In quel tempo ha deciso di venirmi a trovare mia mamma, non l'avevo certo incoraggiata, non tanto perchè non ne sentivo la mancanza quanto per il pericolo che correva di stancarsi molto o di ammalarsi, però nessuno c'è mai riuscito a farle cambiare idea fino ad oggi, neppure mio padre. Così un giorno abbiamo deciso di andare insieme a visitare Mercedes, quella notte mia mamma mi ha detto che ha fatto fatica ad addormentarsi, per quanto anche in Italia c'era parecchia miseria dopo la guerra non aveva mai visto una situazione così. Mi espresse il desiderio di tornare li, per parlare, aveva in mente qualcosa. Ritorniamo in Tierras Nuevas, chiamiamo anche Daniel per una piccola merenda, dei giocattoli per i bambini.
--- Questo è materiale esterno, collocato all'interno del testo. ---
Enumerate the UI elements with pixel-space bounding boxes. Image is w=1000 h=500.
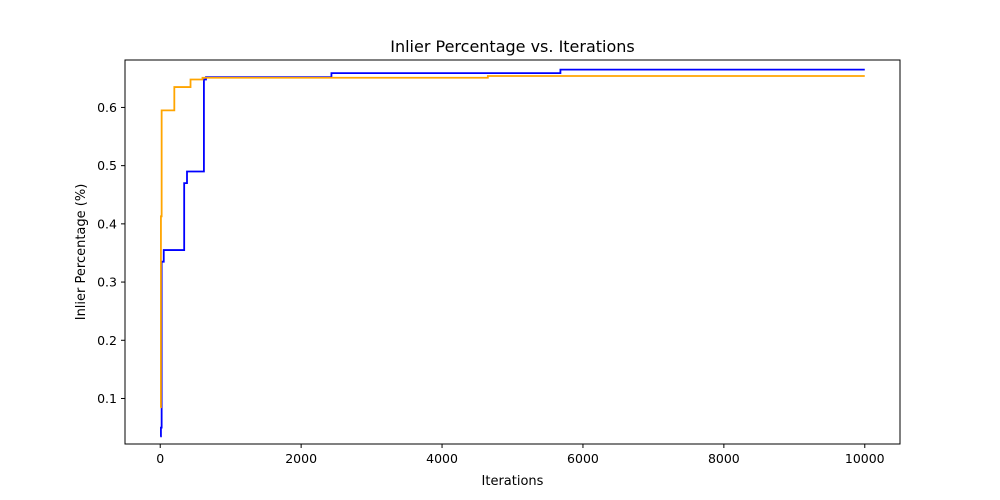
y-tick-label: 0.6 bbox=[97, 100, 117, 115]
x-tick-label: 8000 bbox=[708, 451, 740, 466]
series-line-2 bbox=[160, 75, 865, 409]
x-axis-label: Iterations bbox=[482, 474, 544, 489]
x-tick-label: 2000 bbox=[285, 451, 317, 466]
y-axis-label: Inlier Percentage (%) bbox=[74, 184, 89, 321]
x-tick-label: 10000 bbox=[845, 451, 885, 466]
y-tick-label: 0.2 bbox=[97, 333, 117, 348]
x-axis: 0 2000 4000 6000 8000 10000 bbox=[156, 444, 885, 466]
series-line-1 bbox=[160, 68, 865, 438]
y-tick-label: 0.5 bbox=[97, 158, 117, 173]
plot-frame bbox=[124, 59, 901, 445]
y-tick-label: 0.1 bbox=[97, 391, 117, 406]
x-tick-label: 0 bbox=[156, 451, 164, 466]
y-tick-label: 0.4 bbox=[97, 216, 117, 231]
y-axis: 0.1 0.2 0.3 0.4 0.5 0.6 bbox=[97, 100, 125, 406]
x-tick-label: 6000 bbox=[567, 451, 599, 466]
y-tick-label: 0.3 bbox=[97, 275, 117, 290]
x-tick-label: 4000 bbox=[426, 451, 458, 466]
chart-title: Inlier Percentage vs. Iterations bbox=[390, 37, 635, 56]
plot-series-group bbox=[160, 68, 865, 438]
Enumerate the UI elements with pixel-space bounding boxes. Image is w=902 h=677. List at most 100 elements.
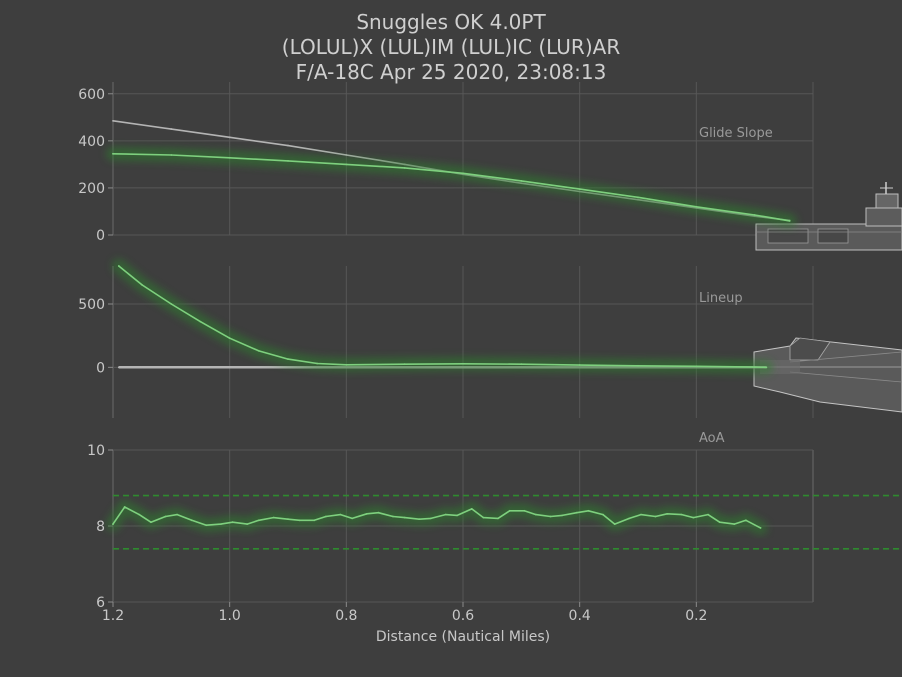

Ad un certo punto mia madre chiede a Daniel: "cosa vuoi che ti regali, per quello che posso voglio aiutarti". La risposta non me l'aspettavo, tutti chiedono soldi per comprare qualcosa, una cucina, un letto ... ma Daniel risponde: "Voglio andare a scuola guida per prendere la patente, per poter un giorno guidare i camion, i trufi (taxi di linea), per cambiare lavoro". Il tutto sarebbe costato circa 500 $ ma ne valeva la pena. Subito siamo andate con mia mamma a cercare la scuola guida, no certo come quelle italiane ... Così Daniel va dopo il lavoro ogni sera per le lezioni, per fortuna sa leggere meglio di Mercedes.
Gli è costato sacrificio però alla fine ci è riuscito ad avere la sua patente. Prima l'hanno assunto per guidare dei camion, adesso lavora per una compagnia di trufi. Hanno trovato una casa in affitto più vicino al centro, hanno lasciato alle spalle il fango, ogni tanto il mal di testa gli ricorda gli anni passati li, quel lavoro lascia il segno. I bambini sono cresciuti, studiano, è nata anche Julia, ...
Quando vedo Daniel mando i saluti di mia mamma e gli chiedo se si ricorda di lei. Sempre mi risponde: "Come faccio a dimenticarla?", certo, ha cambiato loro la vita, ha donato speranza, ha tolto il fango dalle sue spalle.
E poi c'è chi dice che non si può fare niente, che non si può cambiare il mondo, che i poveri rimarrano poveri, che non dipende da noi ma dai "grandi" che governano le nazioni. E' così? Non credo, non ci voglio credere, non mi rassegno, se volete possiamo continuare a sognare ancora.